Unnamed: 0,island_Biscoe,island_Dream,island_Torgersen
0,0.0,0.0,1.0
1,0.0,0.0,1.0
2,0.0,0.0,1.0
3,0.0,0.0,1.0
4,0.0,0.0,1.0


In [47]:
penguins_df.join(oh_islands_df).head()

Unnamed: 0,species,island,bill_length_mm,bill_depth_mm,flipper_length_mm,body_mass_g,sex,year,island_Biscoe,island_Dream,island_Torgersen
0,Adelie,Torgersen,39.1,18.7,181.0,3750.0,male,2007,0.0,0.0,1.0
1,Adelie,Torgersen,39.5,17.4,186.0,3800.0,female,2007,0.0,0.0,1.0
2,Adelie,Torgersen,40.3,18.0,195.0,3250.0,female,2007,0.0,0.0,1.0
3,Adelie,Torgersen,36.7,19.3,193.0,3450.0,female,2007,0.0,0.0,1.0
4,Adelie,Torgersen,39.3,20.6,190.0,3650.0,male,2007,0.0,0.0,1.0


#### <span style = "color:red"> EXERCISE

The first predictive feature of the fish dataset (the species) is categorical.
1. Create a one hot encoder and fit it to this data.
2. Transform the data.
3. Check the first few rows of the transformed data.

In [None]:
# I'll load the data for you, and select the column we want
fish_df = pd.read_csv("data/fish.csv")
fish_df = fish_df[["species"]]

In [None]:
# Make new encoder with updated sparse_output argument:


# Changing the output format of encoder:


# Fit it to the data


# Transform the data


In [None]:
# Check the transformed data


### <span style="color:teal">How to choose the right scaler?

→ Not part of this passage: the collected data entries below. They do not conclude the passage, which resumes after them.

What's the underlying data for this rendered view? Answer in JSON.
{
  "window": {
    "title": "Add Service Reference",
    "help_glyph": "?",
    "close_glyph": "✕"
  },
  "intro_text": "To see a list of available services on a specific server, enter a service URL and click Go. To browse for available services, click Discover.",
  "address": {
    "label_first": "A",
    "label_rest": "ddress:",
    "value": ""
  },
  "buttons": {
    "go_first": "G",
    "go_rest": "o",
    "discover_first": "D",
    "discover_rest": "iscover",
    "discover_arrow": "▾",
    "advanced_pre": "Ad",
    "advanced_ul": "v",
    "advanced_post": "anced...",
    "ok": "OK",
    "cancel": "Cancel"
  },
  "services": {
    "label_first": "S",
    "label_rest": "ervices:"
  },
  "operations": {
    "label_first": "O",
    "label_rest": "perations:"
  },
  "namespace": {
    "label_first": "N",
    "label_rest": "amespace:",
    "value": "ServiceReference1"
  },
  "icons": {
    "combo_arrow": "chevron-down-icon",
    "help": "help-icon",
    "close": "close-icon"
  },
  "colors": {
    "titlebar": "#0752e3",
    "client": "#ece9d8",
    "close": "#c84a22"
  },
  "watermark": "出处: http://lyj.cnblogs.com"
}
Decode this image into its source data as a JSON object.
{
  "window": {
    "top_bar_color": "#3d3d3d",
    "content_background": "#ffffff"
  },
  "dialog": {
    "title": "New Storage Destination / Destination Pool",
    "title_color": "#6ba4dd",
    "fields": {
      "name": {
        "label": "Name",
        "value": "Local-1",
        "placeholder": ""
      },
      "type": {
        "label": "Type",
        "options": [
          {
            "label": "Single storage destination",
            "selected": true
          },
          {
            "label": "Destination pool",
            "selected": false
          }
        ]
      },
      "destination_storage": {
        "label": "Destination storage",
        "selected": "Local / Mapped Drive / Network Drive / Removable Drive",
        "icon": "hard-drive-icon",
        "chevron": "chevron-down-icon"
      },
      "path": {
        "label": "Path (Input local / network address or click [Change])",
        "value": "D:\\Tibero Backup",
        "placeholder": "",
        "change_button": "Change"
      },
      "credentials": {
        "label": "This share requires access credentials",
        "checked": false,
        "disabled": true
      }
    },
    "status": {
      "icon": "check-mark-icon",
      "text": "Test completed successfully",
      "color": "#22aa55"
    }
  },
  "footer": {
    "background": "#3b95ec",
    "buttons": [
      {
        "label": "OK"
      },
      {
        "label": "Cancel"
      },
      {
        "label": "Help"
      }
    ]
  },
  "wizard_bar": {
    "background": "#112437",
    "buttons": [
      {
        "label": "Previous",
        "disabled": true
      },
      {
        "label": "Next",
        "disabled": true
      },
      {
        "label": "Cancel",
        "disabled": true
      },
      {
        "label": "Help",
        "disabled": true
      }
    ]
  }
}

There are a variety of factors to consider. We don't have much time to go over them here, but here's a preview:
- What is the data type?
- How is it distributed?
- What models will be used, and what are the model assumptions?
- Do we want to keep the data within a given range?
- etc.

### <span style="color:teal">Summary

We learn a few classes from the `preprocessing` module:
- `StandardScaler`
- `Normalizer`
- `OrdinalEncoder`
- `OneHotEncoder`

There are many more you will learn in your scikit-learn adventures, but we can't deal with those here. Remember the main recipe for preprocessors:
1. Create and instance of the object you need. Usually like this: `preprocessor = SomeClass()`</li>
2. Fit the preprocessor, usually like this: `preprocessor.fit(X)`</li>
3. Transform your data, which may or may not be the same as the one used for fitting. Usually like this: `preprocessor.transform(X_2)`

Keep this recipe in mind, because the models we are about to use follow a similar logic!